Completely understand
Would like if they made dualbooting easy 😢 its not that straightforward and i need my windows install for firmware updates 😢
As a general rule, I don't recommend dual boating Linux and Windows on the same disk drive...they don't play nice with each other and eventually one of them will clobber the other one. Best way to dual boot, it separate disk drives
@@CyberGizmo How came this ? Just asking, not shooting .... If you have 2 separate partitions on the same HDD what is the problem ?
@@celdepescaun39 the problem is sometimes either linux or windows will overwrite areas of the disk in use by the other, I have even seen linux distros overwrite each other esp if one is using systemd-boot and one is using grub...Windows and Linux is sharing the same drive, I have had linux clobber Windows and I have had Windows clobber Linux. Plus if you ever need to reinstall Windows it will just overwrite Linux
@@CyberGizmo 😀 My story about dual booting : laptop Asus K56CB, I5 3337U, 8GB RAM, 120 GB SSD + 500 GB HDD (caddy adapter in the place of the DVD ROM ), with dedicated video card - Nvidia GT740M/2GB VRAM. Wanted to dual boot Windows 10 + RegataOS - BIOS set on UEFI / Secure Boot - not remember well but think was OFF that time... First I partitioned my SSD with GParted - fm Puppy Linux - 2 partitions - 1 for Linux , 1 for Win10 ( HDD used only for storage / back up ). installed Win 10, then RegataOS . When rebooted , after installing RegataOS , the laptop was starting only on Win10 - could start RegataOS but only from BIOS - "boot override" option. in the quest😀of obtaining a "familiar" GRUB loader screen with option of selecting between the 2 OSes , I started copying - .efi files from /boot or /efi folders between Win 10 and RegataOS - do not read exactly the above , because not sure what I exactly copied but basically this I've done- well after few reboots , and more copy/paste of those files - with the adjoining screen errors - laptop DIED !!! BRICKED !!! - corrupted BIOS - .... started another guest for repair ... long story short : now I am writing to you on this laptop , all ok, but because of flashing the BIOS(CH341A programmer) with a "fake" - web downloaded .bin file - now - my BIOS showing that my laptop is an Asus S550CM 😁 - not working the dedicated video card GT740M and the num. keypad of the keyboard, otherwise not any problems ( CPU temp, cpuFan RPM, etc). A next video ideea for you 🙂: can you replicate my "bricking BIOS" adventure ? - like an investigator on a simulator .... I have also another question to you , regarding if I can reflash my BIOS , using only the "mighty" Linux only, not opening again my laptop + CH341A programmer, but this in another comment , think this one is long enough ....😄 REGARDS
windows doesnt want you dual booting that why it messes your efi, this is the same case when dual booting a hackintosh over a windows, its advisable to avoid headaches to have it on 2 separate ssd/hdd, on my case 1 ssd with windows, 1nvme with hackintosh and artix linux, the bootloader on the hackintosh is my main bootloader, it pickup the windows and artix efi, update all i want and it doesn't break at all so far.

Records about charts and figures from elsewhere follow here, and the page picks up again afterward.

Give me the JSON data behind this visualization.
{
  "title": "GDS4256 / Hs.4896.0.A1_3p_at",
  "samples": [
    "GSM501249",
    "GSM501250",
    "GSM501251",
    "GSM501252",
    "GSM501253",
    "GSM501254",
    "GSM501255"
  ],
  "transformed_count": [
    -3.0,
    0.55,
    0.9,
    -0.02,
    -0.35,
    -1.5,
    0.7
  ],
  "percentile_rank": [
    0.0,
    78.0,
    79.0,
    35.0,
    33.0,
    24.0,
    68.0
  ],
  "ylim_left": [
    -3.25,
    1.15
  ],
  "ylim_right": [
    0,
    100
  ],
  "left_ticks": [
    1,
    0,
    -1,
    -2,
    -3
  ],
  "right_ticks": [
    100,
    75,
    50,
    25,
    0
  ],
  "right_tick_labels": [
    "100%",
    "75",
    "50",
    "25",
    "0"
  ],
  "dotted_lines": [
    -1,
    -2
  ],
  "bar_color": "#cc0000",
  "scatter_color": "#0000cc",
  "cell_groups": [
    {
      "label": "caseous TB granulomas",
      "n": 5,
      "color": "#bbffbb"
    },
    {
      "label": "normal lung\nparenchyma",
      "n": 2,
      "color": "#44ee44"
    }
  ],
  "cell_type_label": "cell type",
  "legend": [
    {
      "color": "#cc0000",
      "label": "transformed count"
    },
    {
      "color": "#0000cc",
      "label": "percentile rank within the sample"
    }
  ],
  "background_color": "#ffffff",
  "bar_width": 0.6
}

Such a nice GUI has 🙂 Its developers are romantics of the 90's .... Or maybe they have some revenues from Microsoft , their distribution is very appealing to Windows users who like to try some Linux😀
Isn't that just GNOME? or is anything specific to Alpine?
since his referring to the GUI, so i would assume the desktop environment which was gnome
Gnome is developped by Redhat
I would have edit the apk sources first to include the community repos etc, before running the setup-desktop command.
Good point and that does fix the double setup-desktop issue, but networkmanager was still broken after install
Whatever you say satan
🤔
Never use this smoldering wreck of a distribution.
It's full of bugs and broken code, making even making a bootable system almost impossible.
It's documentation is either incomplete, out of date or dies not even exist.
It has no community, for good reason to be honest.
It is musl based, which causes a lot of unnecessary problems.
I know for a fact there are many distributions out there, that arebmade for the same propose, but does it endlessly better than this garbage.